= Apurva =

Concept in Hinduism

Apurva in Mimamsa philosophy is the performative element of an injunction that justifies ritualistic acts and their results. As an explanatory concept it serves as a mediator.

==Meaning==

The Sanskrit word in its common usage means 'one of a kind', 'unique', 'like none-other', 'like never before' or 'unprecedented', it is something not foreseen, unpreceded, unprecedented, never seen before; in brief it means that which did not exist before
or is newly born. Apurva cannot be denoted through any noun or by any verb; it is comprehended as a result of an act.
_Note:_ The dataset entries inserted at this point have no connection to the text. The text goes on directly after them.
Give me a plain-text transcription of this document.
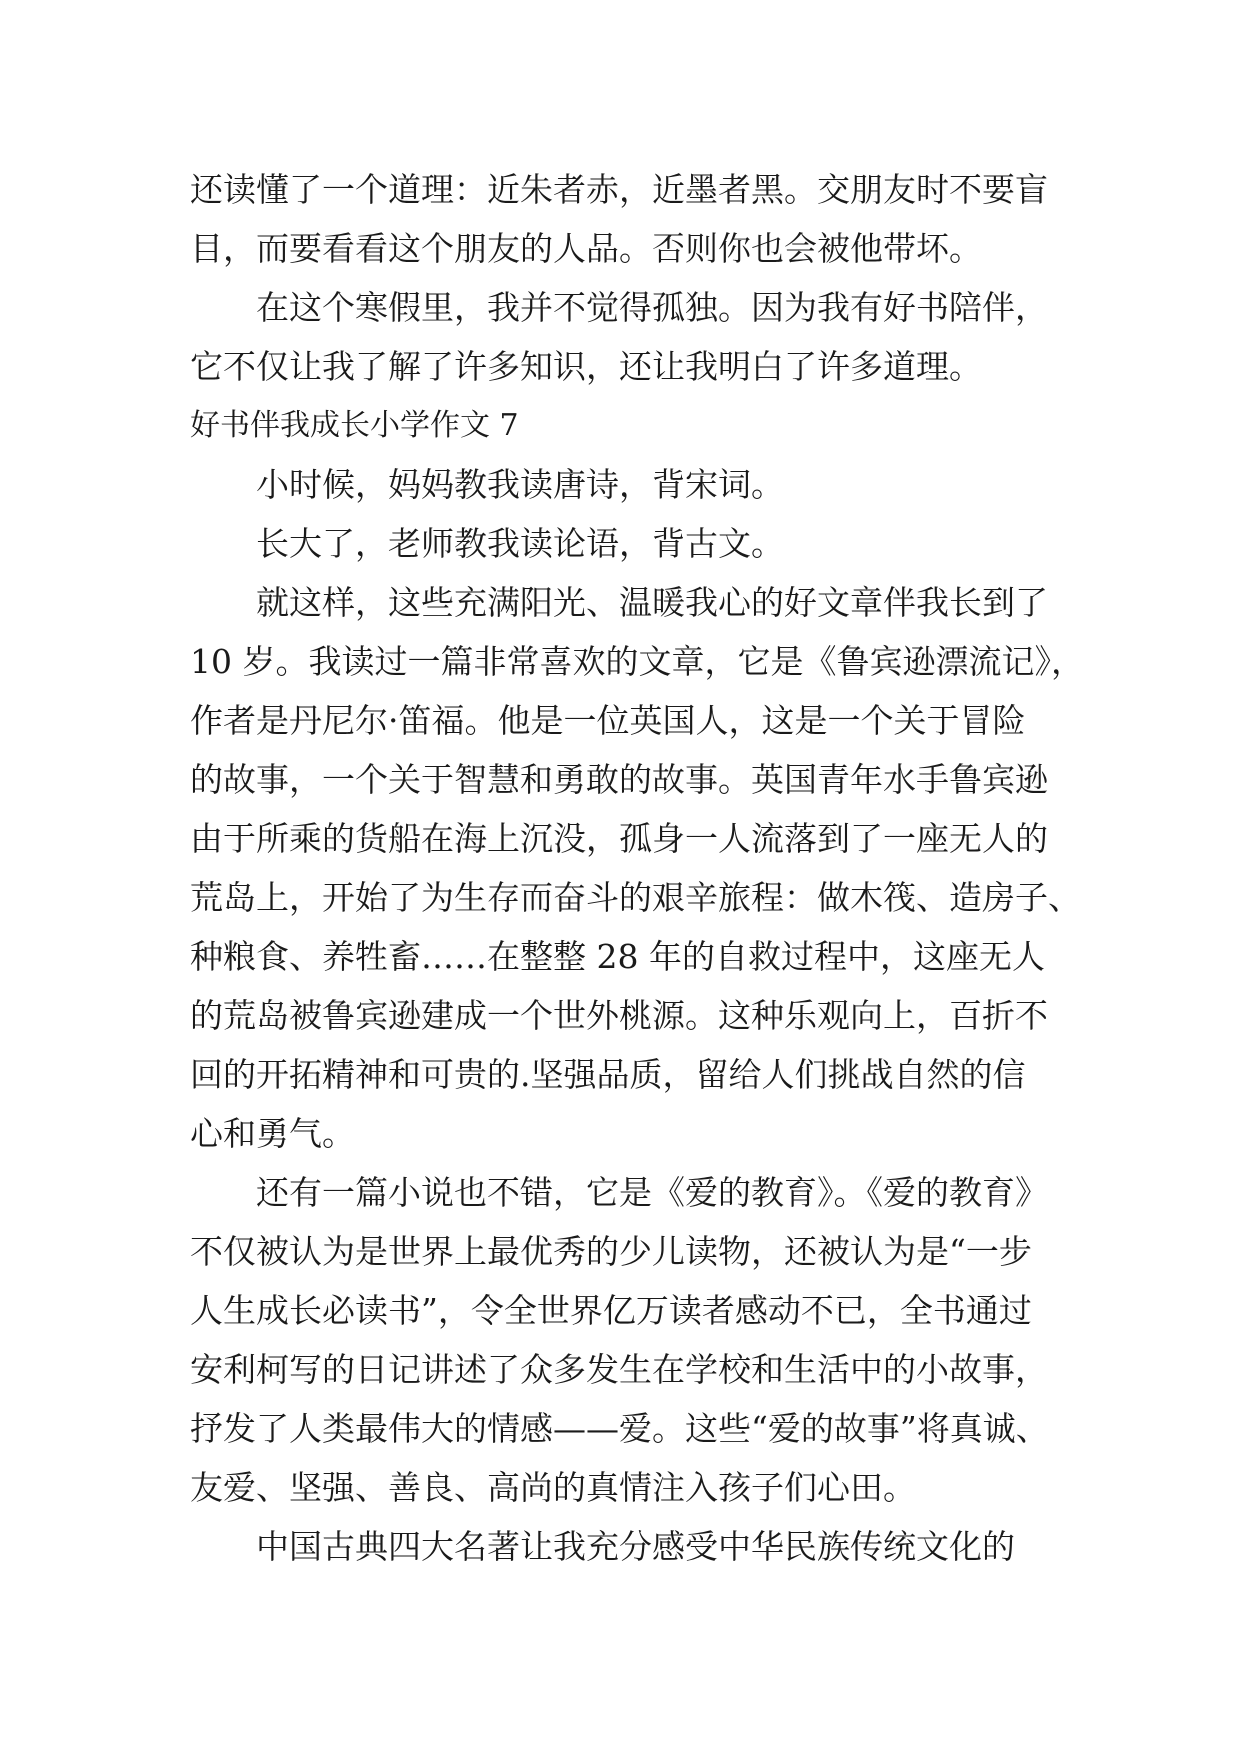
还读懂了一个道理：近朱者赤，近墨者黑。交朋友时不要盲
目，而要看看这个朋友的人品。否则你也会被他带坏。
　　在这个寒假里，我并不觉得孤独。因为我有好书陪伴，
它不仅让我了解了许多知识，还让我明白了许多道理。
好书伴我成长小学作文 7
　　小时候，妈妈教我读唐诗，背宋词。
　　长大了，老师教我读论语，背古文。
　　就这样，这些充满阳光、温暖我心的好文章伴我长到了
10 岁。我读过一篇非常喜欢的文章，它是《鲁宾逊漂流记》，
作者是丹尼尔·笛福。他是一位英国人，这是一个关于冒险
的故事，一个关于智慧和勇敢的故事。英国青年水手鲁宾逊
由于所乘的货船在海上沉没，孤身一人流落到了一座无人的
荒岛上，开始了为生存而奋斗的艰辛旅程：做木筏、造房子、
种粮食、养牲畜……在整整 28 年的自救过程中，这座无人
的荒岛被鲁宾逊建成一个世外桃源。这种乐观向上，百折不
回的开拓精神和可贵的.坚强品质，留给人们挑战自然的信
心和勇气。
　　还有一篇小说也不错，它是《爱的教育》。《爱的教育》
不仅被认为是世界上最优秀的少儿读物，还被认为是“一步
人生成长必读书”，令全世界亿万读者感动不已，全书通过
安利柯写的日记讲述了众多发生在学校和生活中的小故事，
抒发了人类最伟大的情感——爱。这些“爱的故事”将真诚、
友爱、坚强、善良、高尚的真情注入孩子们心田。
　　中国古典四大名著让我充分感受中华民族传统文化的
==Apurva of Hindu philosophy==

Bhartrhari explains that pravrtti can be viewed in four ways: as apurva, kala-sakti, kriya and kala. Kumarila Bhatta explains that Apurva is the newly known vidhi or that what is not known before hearing a vedic sentence. Salikanatha explains that Apurva is that which is not cognisable by any of the ordinary means of knowledge. And, according to Nagesa, the conclusion that if pravrtti is identified with the universal Dharma it can be properly called Apurva, is the view adopted by Prabhakara who holds that the meaning of verbal endings is karya, and niyoga (obligation) is the very karya that prompts a man to fulfil itself . Karya is apurva or niyama (restriction), apurva is something which has not arisen before the performance of the sacrifice but newly born after it. Niyoga or Apurva is the supersensuous result of an action which later on produces the sensible result or prayojana, the final purpose of the action, Therefore, Apurva is something different from action itself and it is to be understood with regard to its capability of bringing about the heavenly world.

==Implication==

Sabara in his commentary on Mimamsa Sutra II.1.5 denies that Apurva can be perceived by the senses, and in his commentary on Mimamsa Sutra VI.8.27 explains that ordinary knowledge is different from religious knowledge in as much as the former deals with things and latter, with words, because in ordinary life action is determined by things and not by words, but in Vedic matters, knowledge is gained by words alone. The followers of Mimamsa are of the view that scriptural language lacks an external source and that scriptural language is internalized, but its own epistemological procedure is devoid of any fixed ontology. Originally Apurva had to do with the all too common religious beliefs according to which a reward is given to anyone who strictly adheres to religious obligations and that made Apurva an intervening agency to be presented by the Mimamsa school as a theological tool for solving the discrepancy that may arise between the ritualistic act and its result i.e. an epistemic mechanism that indicates knowledge of casual links between acts and their consequences. Even though the word or term Apurva is not mentioned by Jaimini but is discussed by Sabara in his commentary on Mimamsa Sutras, but Jaimini says there is Codana, the performative element of an injunction, that justifies all religious actions. Sabara explains that by Codana, Jaimini meant Apurva, though Apurva as a link is not empirical in nature, and is ‘the smallest meaning’ related to meaning as a syllable is to a word. Wilhelm Halbfass understands it to be, within well-defined conditions, a conceptual device that is assumed to operate within a kind of closed system in which it seems to be secure against outside interference, that it serves as a mediator, as a conceptual link between the drsta (the visible) and the adrsta (invisible) connecting the empirical spheres of actions and reactions with the religious non-empirical sphere in which lie the values of these actions and reactions. According to Kumarila, Apurva is a particular potentiality or capacity originated by the sacrificial acts located in the soul of the sacrificer who is the performer of Vedic rites, ensuring causal efficacy of those rites even though those Vedic rites are transitional in nature. However, Prabhakara rejects this view and concludes that Apurva resides in actions. But, for both it is an explanatory concept.

==Significance==

Mimamsikas reject the contention that Apurva is dharma which Nayayikas consider it is. Dharma is what is conveyed by sreyas-sadhana by the Vedas, which particular sadhana does not convey bhavana or volition of the performer. And moreover, Sreyas-sadhana and Apurva are not conveyed by the Sruti, Apurva is by implication understood to be the intermediary cause with sacrifice itself being the instrumental cause. The Vaisesikas hold the view that the Adrshta, also called Apurva, is the cause of the world process. But, there is no proof of Apurva being a pleasure.
Adi Shankara rejects the notion that the statement Atmetyevopasita is the primary injunction, Apurva Vidhi, to meditate on Brahman as one’s own Self because Self-knowledge is not an action that can be enjoined. The Later Advaita thinkers, such as Madhusudana, held the view that just like Apurva as a subtle state continues to linger after the sacrifice is over, ignorance remains in the subtle state of avidya even after the dawn of knowledge, and as there is an interval between cause and effect similarly there is an interval between knowledge and body-fall.